Nervousness in markets often prompts investors to consider allocating to gold and precious metals or increasing their existing exposure.

There is good reason for this as these assets often act as safe havens, meaning they can help to diversify a portfolio of bonds and equities. This year has seen few market ruptures but investors have returned to gold regardless.

Chris Mellor, executive director, product management at Source ETF, observes: “While the risk-on move in markets in November and December coincided with gold outflows, investors have come back in aggressively in 2017. As geopolitical risks continue to worry politicians and investors alike, we fully expect gold flows to continue.”

Mr Mellor says events in 2016 explain why the appetite for gold is growing. 

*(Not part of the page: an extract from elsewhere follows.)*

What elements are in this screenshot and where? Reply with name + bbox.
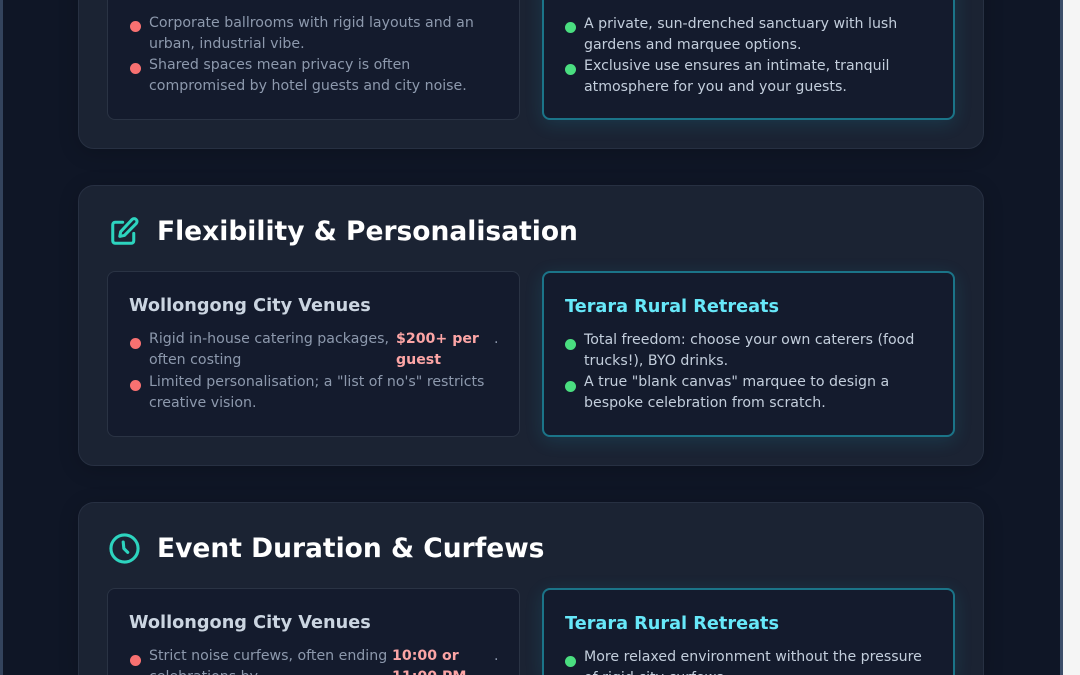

“Last year’s key drivers were market volatility, the shock of the Brexit vote and the uncertainty in the run-up to the US presidential election,” he explains. “Political and economic fears continue to worry investors in 2017.”

The Source Physical Gold exchange-traded fund (ETF) has seen more than half a billion dollars of inflows since the start of 2017 and over $2bn since the start of last year.

Another reason for increased flows into gold and precious metals may be because there are now more ways in which investors can access these investments.

The World Gold Council’s John Mulligan acknowledges this can vary from buying gold in physical form such as bars and coins, to getting exposure through gold ETFs that are listed on a stock exchange.